Tuesday, January 24, 2006

Bronx Terminal Mall Update

Wholesale Market Merchants Sue to Keep New Neighbor Out



Article Tools Sponsored By
By MANNY FERNANDEZ
Published: January 23, 2006

Merchants at a South Bronx wholesale market that is a major supplier of the New York region's fruits and vegetables have sued the city, trying to stop a produce company's planned move to a city-owned site across the street.

Baldor Specialty Foods, one of the Northeast's largest importers and distributors of produce, intends to move this summer to a 12.8-acre Hunts Point site that includes a 185,000-square-foot refrigerated warehouse and distribution building.

The site, at 155 Food Center Drive, is outside the exit gate of the produce market, known as the Hunts Point Terminal Market. The market receives produce daily from around the world and is part of the city's wholesale food distribution center in Hunts Point, where city officials say more than 130 wholesalers generate annual revenues of more than $3 billion.

In court documents filed last week in the State Supreme Court in the Bronx, lawyers for the produce market's merchant cooperative say that the city's Economic Development Corporation illegally awarded Baldor, a nonunion company, a lease for the site and that it threatens the cooperative's roughly 50 family-owned businesses.
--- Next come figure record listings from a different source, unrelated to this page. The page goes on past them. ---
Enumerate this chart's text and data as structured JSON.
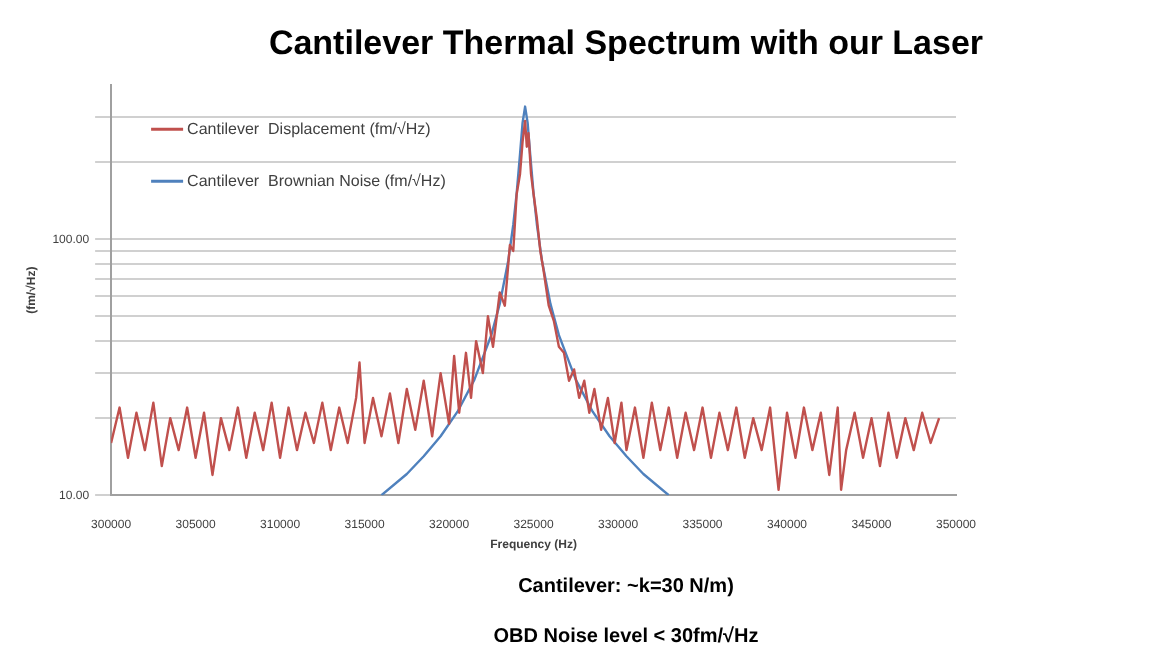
{
  "chart_data": {
    "type": "line",
    "title": "Cantilever Thermal Spectrum with our Laser",
    "xlabel": "Frequency (Hz)",
    "ylabel": "(fm/√Hz)",
    "annotations": [
      "Cantilever: ~k=30 N/m)",
      "OBD Noise level < 30fm/√Hz"
    ],
    "log": "y",
    "grid": "y",
    "legend": "top left",
    "marker": "none",
    "line_style": "solid",
    "xlim": [
      300000,
      350000
    ],
    "xticks": [
      300000,
      305000,
      310000,
      315000,
      320000,
      325000,
      330000,
      335000,
      340000,
      345000,
      350000
    ],
    "ylim": [
      10,
      400
    ],
    "yticks": [
      {
        "value": 10,
        "label": "10.00"
      },
      {
        "value": 20,
        "label": null
      },
      {
        "value": 30,
        "label": null
      },
      {
        "value": 40,
        "label": null
      },
      {
        "value": 50,
        "label": null
      },
      {
        "value": 60,
        "label": null
      },
      {
        "value": 70,
        "label": null
      },
      {
        "value": 80,
        "label": null
      },
      {
        "value": 90,
        "label": null
      },
      {
        "value": 100,
        "label": "100.00"
      },
      {
        "value": 200,
        "label": null
      },
      {
        "value": 300,
        "label": null
      }
    ],
    "series": [
      {
        "name": "Cantilever  Displacement (fm/√Hz)",
        "color": "#c0504d",
        "x": [
          300000,
          300500,
          301000,
          301500,
          302000,
          302500,
          303000,
          303500,
          304000,
          304500,
          305000,
          305500,
          306000,
          306500,
          307000,
          307500,
          308000,
          308500,
          309000,
          309500,
          310000,
          310500,
          311000,
          311500,
          312000,
          312500,
          313000,
          313500,
          314000,
          314500,
          314700,
          315000,
          315500,
          316000,
          316500,
          317000,
          317500,
          318000,
          318500,
          319000,
          319500,
          320000,
          320300,
          320600,
          321000,
          321300,
          321600,
          322000,
          322300,
          322600,
          323000,
          323300,
          323600,
          323800,
          324000,
          324200,
          324350,
          324500,
          324600,
          324700,
          324850,
          325000,
          325200,
          325400,
          325600,
          325900,
          326200,
          326500,
          326800,
          327100,
          327400,
          327700,
          328000,
          328300,
          328600,
          329000,
          329400,
          329800,
          330200,
          330500,
          331000,
          331500,
          332000,
          332500,
          333000,
          333500,
          334000,
          334500,
          335000,
          335500,
          336000,
          336500,
          337000,
          337500,
          338000,
          338500,
          339000,
          339500,
          340000,
          340500,
          341000,
          341500,
          342000,
          342500,
          343000,
          343200,
          343500,
          344000,
          344500,
          345000,
          345500,
          346000,
          346500,
          347000,
          347500,
          348000,
          348500,
          349000
        ],
        "values": [
          16,
          22,
          14,
          21,
          15,
          23,
          13,
          20,
          15,
          22,
          14,
          21,
          12,
          20,
          15,
          22,
          14,
          21,
          15,
          23,
          14,
          22,
          15,
          21,
          16,
          23,
          15,
          22,
          16,
          24,
          33,
          16,
          24,
          17,
          25,
          16,
          26,
          18,
          28,
          17,
          30,
          19,
          35,
          21,
          36,
          24,
          40,
          30,
          50,
          38,
          62,
          55,
          95,
          90,
          150,
          180,
          240,
          290,
          230,
          260,
          180,
          150,
          120,
          90,
          75,
          55,
          48,
          38,
          36,
          28,
          31,
          24,
          28,
          21,
          26,
          18,
          24,
          16,
          23,
          15,
          22,
          14,
          23,
          15,
          22,
          14,
          21,
          15,
          22,
          14,
          21,
          15,
          22,
          14,
          20,
          15,
          22,
          10.5,
          21,
          14,
          22,
          15,
          21,
          12,
          22,
          10.5,
          15,
          21,
          14,
          20,
          13,
          21,
          14,
          20,
          15,
          21,
          16,
          20
        ]
      },
      {
        "name": "Cantilever  Brownian Noise (fm/√Hz)",
        "color": "#4f81bd",
        "x": [
          316000,
          317500,
          318500,
          319500,
          320500,
          321500,
          322500,
          323000,
          323500,
          323800,
          324000,
          324200,
          324350,
          324500,
          324650,
          324800,
          325000,
          325200,
          325500,
          326000,
          326500,
          327500,
          328500,
          329500,
          330500,
          331500,
          333000
        ],
        "values": [
          10,
          12.1,
          14.2,
          17,
          21.2,
          28.3,
          42.2,
          55.9,
          82.3,
          114,
          151,
          215,
          285,
          330,
          285,
          215,
          151,
          114,
          82.3,
          55.9,
          42.2,
          28.3,
          21.2,
          17,
          14.2,
          12.1,
          10
        ]
      }
    ]
  }
}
"Having another major produce business in the cooperative's very backyard would prove crippling to the cooperative's members' businesses, and, given the cooperative's long-term investment in the terminal market and its facility, this blow will be particularly devastating," said the lawyers, Randy M. Mastro and Cynthia S. Arato.

A lawyer for Baldor, which was also named in the suit, said in a statement that the case was without merit. "Hunts Point Terminal Market is asking the court to halt the expansion of a business that now employs more than 500 people and will hire more than 300 additional workers to its payroll as a result of the move to new headquarters," said the lawyer, Kevin McGrath.
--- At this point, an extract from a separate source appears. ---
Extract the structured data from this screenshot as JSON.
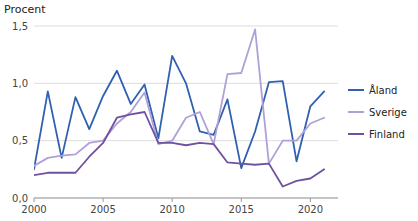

A spokesman for the Economic Development Corporation and a spokeswoman for the city's Law Department said yesterday they could not comment on pending litigation. A spokesman for the merchants' cooperative also declined to comment. A judge has scheduled a hearing today on the case.
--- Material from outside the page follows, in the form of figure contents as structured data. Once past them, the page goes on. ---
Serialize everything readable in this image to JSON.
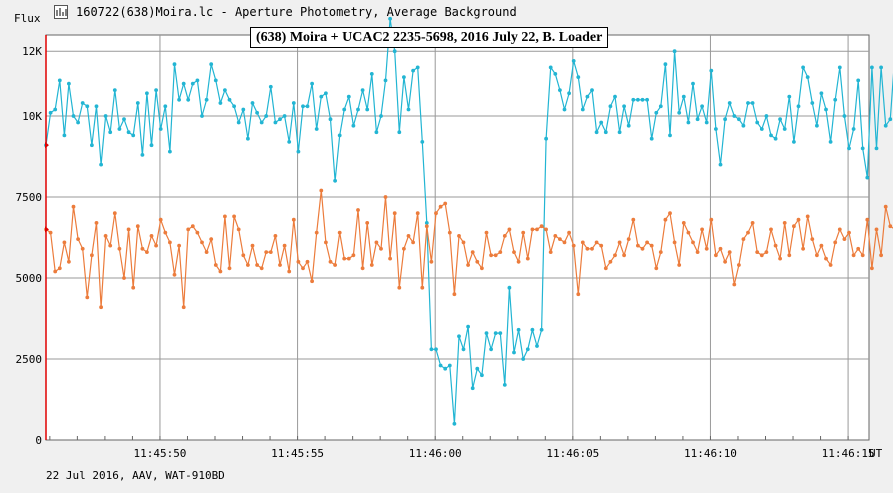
{
  "window": {
    "title": "160722(638)Moira.lc - Aperture Photometry, Average Background",
    "app_icon": "chart-icon"
  },
  "footer": {
    "note": "22 Jul 2016, AAV, WAT-910BD"
  },
  "colors": {
    "series_cyan": "#22b5d3",
    "series_orange": "#ec7c3c",
    "axis_marker": "#e00000",
    "grid": "#999999"
  },
  "chart_data": {
    "type": "line",
    "title": "(638) Moira + UCAC2 2235-5698, 2016 July 22, B. Loader",
    "y_unit": "Flux",
    "x_unit": "UT",
    "y_ticks": [
      0,
      2500,
      5000,
      7500,
      10000,
      12000
    ],
    "y_tick_labels": [
      "0",
      "2500",
      "5000",
      "7500",
      "10K",
      "12K"
    ],
    "ylim": [
      0,
      12500
    ],
    "x_ticks": [
      50,
      55,
      60,
      65,
      70,
      75
    ],
    "x_tick_labels": [
      "11:45:50",
      "11:45:55",
      "11:46:00",
      "11:46:05",
      "11:46:10",
      "11:46:15"
    ],
    "xlim": [
      45.86,
      75.76
    ],
    "x_start": 45.86,
    "x_step": 0.1667,
    "grid": true,
    "series": [
      {
        "values": [
          9100,
          10100,
          10200,
          11100,
          9400,
          11000,
          10000,
          9800,
          10400,
          10300,
          9100,
          10300,
          8500,
          10000,
          9500,
          10800,
          9600,
          9900,
          9500,
          9400,
          10400,
          8800,
          10700,
          9100,
          10800,
          9600,
          10300,
          8900,
          11600,
          10500,
          11000,
          10500,
          11000,
          11100,
          10000,
          10500,
          11600,
          11100,
          10400,
          10800,
          10500,
          10300,
          9800,
          10200,
          9300,
          10400,
          10100,
          9800,
          10000,
          10900,
          9800,
          9900,
          10000,
          9200,
          10400,
          8900,
          10300,
          10300,
          11000,
          9600,
          10600,
          10700,
          9900,
          8000,
          9400,
          10200,
          10600,
          9700,
          10200,
          10800,
          10200,
          11300,
          9500,
          10000,
          11100,
          13000,
          12000,
          9500,
          11200,
          10200,
          11400,
          11500,
          9200,
          6700,
          2800,
          2800,
          2300,
          2200,
          2300,
          500,
          3200,
          2800,
          3500,
          1600,
          2200,
          2000,
          3300,
          2800,
          3300,
          3300,
          1700,
          4700,
          2700,
          3400,
          2500,
          2800,
          3400,
          2900,
          3400,
          9300,
          11500,
          11300,
          10800,
          10200,
          10700,
          11700,
          11200,
          10200,
          10600,
          10800,
          9500,
          9800,
          9500,
          10300,
          10600,
          9500,
          10300,
          9700,
          10500,
          10500,
          10500,
          10500,
          9300,
          10100,
          10300,
          11600,
          9400,
          12000,
          10100,
          10600,
          9800,
          11000,
          9900,
          10300,
          9800,
          11400,
          9600,
          8500,
          9900,
          10400,
          10000,
          9900,
          9700,
          10400,
          10400,
          9800,
          9600,
          10000,
          9400,
          9300,
          9900,
          9600,
          10600,
          9200,
          10300,
          11500,
          11200,
          10400,
          9700,
          10700,
          10200,
          9200,
          10500,
          11500,
          10000,
          9000,
          9600,
          11100,
          9000,
          8100,
          11500,
          9000,
          11500,
          9700,
          9900,
          11900,
          10100,
          9400,
          9800,
          9200,
          9600,
          10100,
          8900,
          10400,
          10300,
          10200,
          9800,
          10100,
          10700,
          10600,
          9400,
          10000,
          9800,
          9700,
          8300,
          10300,
          8500,
          11500,
          10900,
          10100,
          9600,
          10300,
          8500,
          9600,
          9800,
          10000,
          10100,
          10800,
          9700,
          9300,
          9800,
          9800,
          10600,
          10500,
          9200,
          11300,
          9800,
          11600,
          10000,
          10900,
          9500,
          9300,
          10300,
          9700,
          10000,
          9800,
          9500,
          10000,
          10200,
          9500,
          10400,
          10400,
          10000,
          8800,
          10900,
          10500,
          9900,
          9200,
          8200,
          10000,
          10600,
          10000,
          9700,
          9400,
          8400,
          11300,
          11000,
          9700
        ]
      },
      {
        "values": [
          6500,
          6400,
          5200,
          5300,
          6100,
          5500,
          7200,
          6200,
          5900,
          4400,
          5700,
          6700,
          4100,
          6300,
          6000,
          7000,
          5900,
          5000,
          6500,
          4700,
          6600,
          5900,
          5800,
          6300,
          6000,
          6800,
          6400,
          6100,
          5100,
          6000,
          4100,
          6500,
          6600,
          6400,
          6100,
          5800,
          6200,
          5400,
          5200,
          6900,
          5300,
          6900,
          6500,
          5700,
          5400,
          6000,
          5400,
          5300,
          5800,
          5800,
          6300,
          5400,
          6000,
          5200,
          6800,
          5500,
          5300,
          5500,
          4900,
          6400,
          7700,
          6100,
          5500,
          5400,
          6400,
          5600,
          5600,
          5700,
          7100,
          5300,
          6700,
          5400,
          6100,
          5900,
          7500,
          5600,
          7000,
          4700,
          5900,
          6300,
          6100,
          7000,
          4700,
          6600,
          5500,
          7000,
          7200,
          7300,
          6400,
          4500,
          6300,
          6100,
          5400,
          5800,
          5500,
          5300,
          6400,
          5700,
          5700,
          5800,
          6300,
          6500,
          5800,
          5500,
          6400,
          5600,
          6500,
          6500,
          6600,
          6500,
          5800,
          6300,
          6200,
          6100,
          6400,
          6000,
          4500,
          6100,
          5900,
          5900,
          6100,
          6000,
          5300,
          5500,
          5700,
          6100,
          5700,
          6200,
          6800,
          6000,
          5900,
          6100,
          6000,
          5300,
          5800,
          6800,
          7000,
          6100,
          5400,
          6700,
          6400,
          6100,
          5800,
          6500,
          5900,
          6800,
          5700,
          5900,
          5500,
          5800,
          4800,
          5400,
          6200,
          6400,
          6700,
          5800,
          5700,
          5800,
          6500,
          6000,
          5600,
          6700,
          5700,
          6600,
          6800,
          5900,
          6900,
          6200,
          5700,
          6000,
          5600,
          5400,
          6100,
          6500,
          6200,
          6400,
          5700,
          5900,
          5700,
          6800,
          5300,
          6500,
          5700,
          7200,
          6600,
          6500,
          6100,
          5900,
          5100,
          6200,
          6200,
          6900,
          7000,
          6900,
          6200,
          5900,
          5500,
          6100,
          5500,
          6300,
          6300,
          5000,
          6500,
          5900,
          6600,
          6300,
          5300,
          6300,
          6200,
          5800,
          5800,
          5600,
          6900,
          6500,
          6100,
          6300,
          6500,
          6000,
          5400,
          6700,
          6400,
          5700,
          6600,
          6700,
          6800,
          6700,
          5400,
          4800,
          6400,
          5300,
          6100,
          5000,
          6000,
          6400,
          6200,
          5800,
          6000,
          6400,
          5600,
          6100,
          5700,
          5800,
          6100,
          7200,
          5500,
          5800,
          6200,
          5400,
          6200,
          6800,
          6100,
          5600,
          6900,
          5800,
          6200,
          6100,
          5500,
          5300,
          5200,
          5700,
          5000,
          5800
        ]
      }
    ]
  }
}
A lawyer for the merchants, Mr. Mastro, also represented Laro Service Systems, the company whose lawsuit against the city delayed for months the Fulton Fish Market's relocation from Manhattan to its new home in Hunts Point.

Members and supporters of Teamsters Local 202, the union that represents drivers and warehouse workers at the produce market, demonstrated on Friday outside Baldor's South Bronx headquarters. They said that the company paid substandard wages and that it fired two workers who had attempted to organize a union.

In a statement, Baldor denied the allegations and said that it offered better wages and benefits than the union.

The two sides held rival rallies. A group of Baldor workers stood on the loading docks wearing antiunion T-shirts, a hand-painted banner fastened to the top of the red-brick building declaring, "Proud to be union-free."

Meanwhile, passing trucks honked in support of union members, who wore signs hanging from their necks with messages like "Baldor drivers deserve respect!!"